Впрочем, звонил вовсе не субподрядчик, а Андрей Михайлович. Услышав знакомый голос, Бекешин быстро вспомнил, какое нынче число, и понял, что этого звонка следовало ожидать: настало время вплотную заняться всеми этими проводами, опорами и трансформаторами. В основном, конечно, проводами, поскольку спрос на цветные металлы падать пока не собирался, а где спрос, там, как известно, и предложение-Андрей Михайлович в свойственной ему дружеской и одновременно покровительственной манере осведомился, как Жорик провел отпуск, выразил надежду, что теперь тот полон сил и желания работать, и намекнул, что было бы недурно встретиться по интересующему их обоих делу. Георгий понял, что его мясо по-бургундски сегодня придется есть кому-то другому, и выразил свою готовность встретиться со старшим партнером в удобное для него время в любом названном им месте.

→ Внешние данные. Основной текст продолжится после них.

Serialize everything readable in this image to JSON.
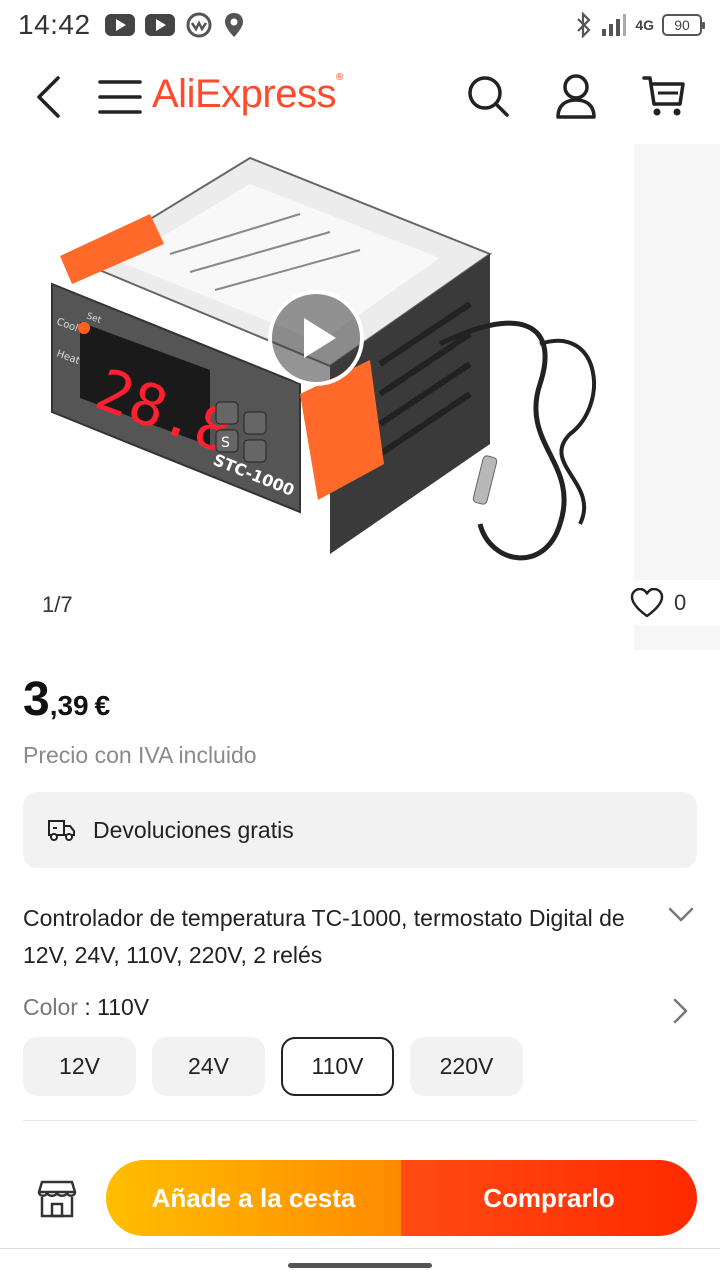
{
  "status_bar": {
    "time": "14:42",
    "network": "4G",
    "battery": "90"
  },
  "header": {
    "brand": "AliExpress",
    "brand_mark": "®"
  },
  "gallery": {
    "counter": "1/7",
    "wishlist_count": "0",
    "product_image_text": {
      "display": "28.8",
      "model": "STC-1000",
      "cool_label": "Cool",
      "heat_label": "Heat",
      "set_label": "Set",
      "s_key": "S"
    }
  },
  "price": {
    "integer": "3",
    "decimal": ",39",
    "currency": "€",
    "vat_note": "Precio con IVA incluido"
  },
  "returns": {
    "label": "Devoluciones gratis"
  },
  "product": {
    "title": "Controlador de temperatura TC-1000, termostato Digital de 12V, 24V, 110V, 220V, 2 relés"
  },
  "variant": {
    "label": "Color",
    "separator": " : ",
    "selected": "110V",
    "options": [
      "12V",
      "24V",
      "110V",
      "220V"
    ]
  },
  "actions": {
    "add_to_cart": "Añade a la cesta",
    "buy_now": "Comprarlo"
  },
  "colors": {
    "brand": "#ff4b2b",
    "cart_gradient_start": "#ffbe00",
    "buy_gradient": "#ff2a00"
  }
}
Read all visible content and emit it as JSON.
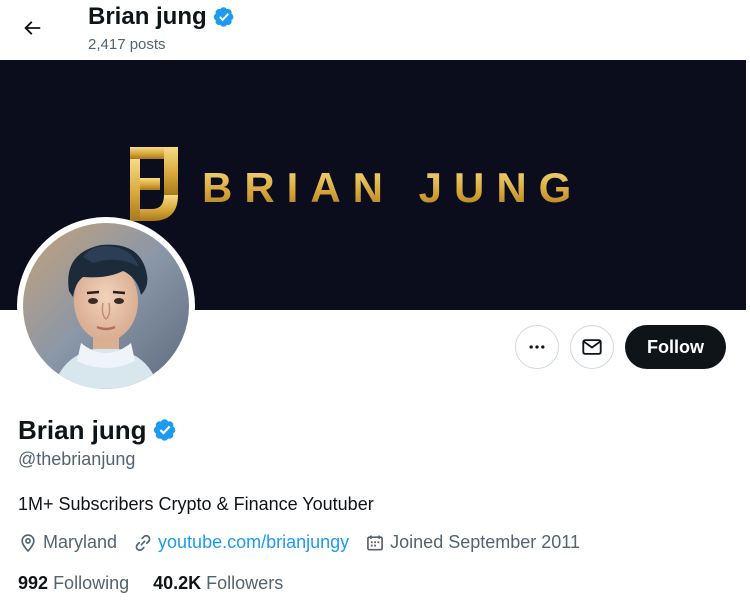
{
  "header": {
    "name": "Brian jung",
    "posts": "2,417 posts"
  },
  "banner": {
    "text": "BRIAN JUNG"
  },
  "actions": {
    "follow_label": "Follow"
  },
  "profile": {
    "name": "Brian jung",
    "handle": "@thebrianjung",
    "bio": "1M+ Subscribers Crypto & Finance Youtuber",
    "location": "Maryland",
    "website": "youtube.com/brianjungy",
    "joined": "Joined September 2011"
  },
  "stats": {
    "following_count": "992",
    "following_label": "Following",
    "followers_count": "40.2K",
    "followers_label": "Followers"
  },
  "colors": {
    "accent": "#1d9bf0",
    "banner_bg": "#0b0d1c",
    "gold": "#d9a83c",
    "follow_bg": "#0f1419"
  },
  "icons": [
    "back-arrow-icon",
    "verified-badge-icon",
    "more-icon",
    "message-icon",
    "location-icon",
    "link-icon",
    "calendar-icon"
  ]
}
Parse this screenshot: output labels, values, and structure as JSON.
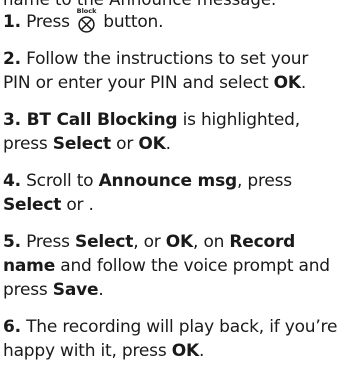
{
  "top_line": "name to the Announce message.",
  "block_icon": {
    "name": "block-icon",
    "label": "Block"
  },
  "steps": [
    {
      "num": "1.",
      "before": " Press ",
      "after": " button."
    },
    {
      "num": "2.",
      "text_a": " Follow the instructions to set your PIN or enter your PIN and select ",
      "bold_a": "OK",
      "text_b": "."
    },
    {
      "num": "3.",
      "bold_a": " BT Call Blocking",
      "text_a": " is highlighted, press ",
      "bold_b": "Select",
      "text_b": " or ",
      "bold_c": "OK",
      "text_c": "."
    },
    {
      "num": "4.",
      "text_a": " Scroll to ",
      "bold_a": "Announce msg",
      "text_b": ", press ",
      "bold_b": "Select",
      "text_c": " or ."
    },
    {
      "num": "5.",
      "text_a": " Press ",
      "bold_a": "Select",
      "text_b": ", or ",
      "bold_b": "OK",
      "text_c": ", on ",
      "bold_c": "Record name",
      "text_d": " and follow the voice prompt and press ",
      "bold_d": "Save",
      "text_e": "."
    },
    {
      "num": "6.",
      "text_a": " The recording will play back, if you’re happy with it, press ",
      "bold_a": "OK",
      "text_b": "."
    }
  ]
}
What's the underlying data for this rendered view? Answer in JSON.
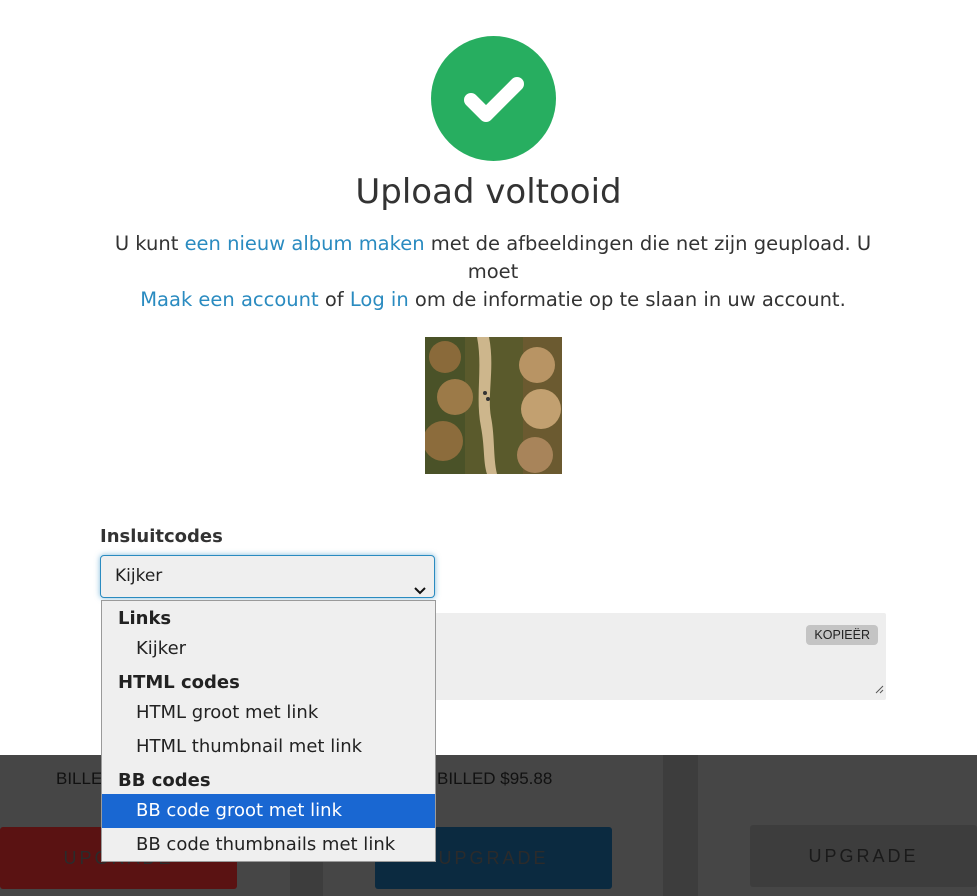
{
  "success": {
    "title": "Upload voltooid",
    "intro_1": "U kunt ",
    "link_new_album": "een nieuw album maken",
    "intro_2": " met de afbeeldingen die net zijn geupload. U moet",
    "link_create_account": "Maak een account",
    "intro_3": " of ",
    "link_login": "Log in",
    "intro_4": " om de informatie op te slaan in uw account."
  },
  "embed": {
    "label": "Insluitcodes",
    "selected_value": "Kijker",
    "copy_label": "KOPIEËR",
    "code_value": ""
  },
  "dropdown": {
    "groups": [
      {
        "label": "Links",
        "options": [
          "Kijker"
        ]
      },
      {
        "label": "HTML codes",
        "options": [
          "HTML groot met link",
          "HTML thumbnail met link"
        ]
      },
      {
        "label": "BB codes",
        "options": [
          "BB code groot met link",
          "BB code thumbnails met link"
        ]
      }
    ],
    "highlighted_option": "BB code groot met link"
  },
  "pricing": {
    "billed_left": "BILLE",
    "billed_middle": "BILLED $95.88",
    "upgrade_left": "UPGRADE",
    "upgrade_middle": "UPGRADE",
    "upgrade_right": "UPGRADE"
  },
  "colors": {
    "success_green": "#27ae60",
    "link_blue": "#2a8bc0",
    "selected_option": "#1967d2"
  }
}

Встреча была назначена в ресторане гостиницы “Украина”. По мнению Бекешина, это была чертова дыра – слишком большая, слишком старая, многолюдная и напрочь лишенная не только шика, но и какого бы то ни было уюта. У Андрея Михайловича, однако, были свои понятия о красоте, уюте и шике, сформировавшиеся, судя по всему, еще в те времена, когда по берегам Москвы-реки прогуливались динозавры. Перевоспитывать его было уже поздно, а спорить, во-первых, не совсем удобно, а во-вторых, попросту лень. В конце концов, встретятся они вовсе не для того, чтобы слиться в гастрономическом экстазе…
Разумеется, припарковаться возле “Украины” оказалось практически невозможно. “Трах-тарарах, – бормотал Бекешин, высматривая свободный пятачок асфальта в сплошном ряду стоявших у обочины машин, – сколько в этом городе бездомных и голодающих!"
Он увидел плоский черный багажник, далеко выступавший из ряда припаркованных машин, и узнал его с первого взгляда. Перед гостиницей стоял правительственный “ЗИЛ” образца середины восьмидесятых. Смотреть на номерной знак не было нужды: в Москве осталось не так уж много этих древних монстров, и на одном из них ездил Андрей Михайлович. Бекешин по этому поводу не раз думал, что старик купил эту машину неспроста: в свое время он, по всей видимости, просто не успел дослужиться до персонального лимузина и вот теперь наверстывал упущенное, причем приобрел не какой-нибудь “кадиллак” или “крайслер”, а именно “ЗИЛ”, по которому сох всю свою сознательную жизнь…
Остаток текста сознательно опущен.